Highlights & Insights

  • "Simplicity is Key" Design Philosophy: The greatest innovation of Block-AP is actually "not designing anything" — directly training all parameters instead of carefully designing rounding/clipping parameters like previous works. This indicates that optimization space is more crucial than regularization in LLM quantization.
  • Elegance of the Two-Stage Decomposition: Decomposing the "all-parameter + end-to-end" nature of QAT into "all-parameter + block-wise" and "few-parameters + end-to-end", keeping each stage highly efficient.
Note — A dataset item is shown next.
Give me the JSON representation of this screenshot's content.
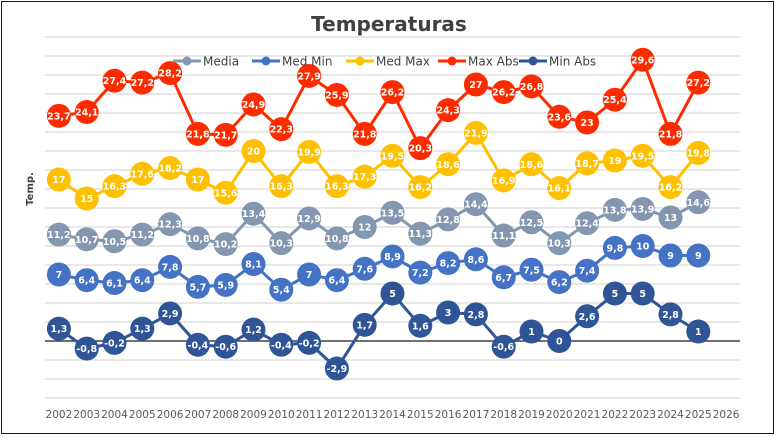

The combination approaches the performance of vanilla QAT.
  • Conciseness of E2E-QP Training Only the Step Size: Although step size accounts for only ~1.6% of the parameters, it effectively captures cross-block interactions. This shows that the end-to-end adjustment of quantization parameters yields higher leverage than weight fine-tuning.
  • Transferability to Q-PEFT Scenarios: The E2E-QP stage of EfficientQAT can be directly trained on instruction fine-tuning data, unifying compression and fine-tuning.

Limitations & Future Work

  • Only uniform quantization was explored; it has not been combined with vector quantization (e.g., AQLM/QuIP#)—AQLM remains competitive at 2-bit.
  • Block-AP still requires block-wise full-precision forward passes, meaning memory might still be insufficient for ultra-large models (700B+).
  • Activation quantization (WAQ) has not been explored; the work only conducts weight quantization.
  • Sensitivity analysis on the choice of calibration data and training hyperparameters is insufficient.
  • vs OmniQuant (Shao et al., 2023): OmniQuant trains clipping parameters block-wise, which restricts its optimization space. EfficientQAT's Block-AP trains all parameters, outperforming it by 12+ points at 2-bit.
  • vs BitNet b1.58 (Ma et al., 2024): BitNet belongs to vanilla QAT trained from scratch, whereas EfficientQAT is an efficient QAT on pre-existing models, making it more widely applicable.
  • vs PEQA (Kim et al., 2023): PEQA only trains step sizes end-to-end (lacks Block-AP initialization), making recovery difficult when starting from RTN. EfficientQAT's Block-AP provides a critical, high-quality initialization.

Rating

  • Novelty: ⭐⭐⭐⭐ The two-stage decomposition logic is clear. Although Block-AP's "all-parameter training" is simple, it is proposed and proven effective for the first time.
  • Experimental Thoroughness: ⭐⭐⭐⭐⭐ Evaluated across scales from 7B to 70B, other low-bit scenarios (2/3/4-bit), covering base, instruction-following, and multimodal scenarios, with a comprehensive ablation study.
  • Writing Quality: ⭐⭐⭐⭐ Clear and precise, with detailed method descriptions.
  • Value: ⭐⭐⭐⭐⭐ Highly practical, achieving 2-bit QAT for a 70B model on a single GPU provides a genuinely deployable solution.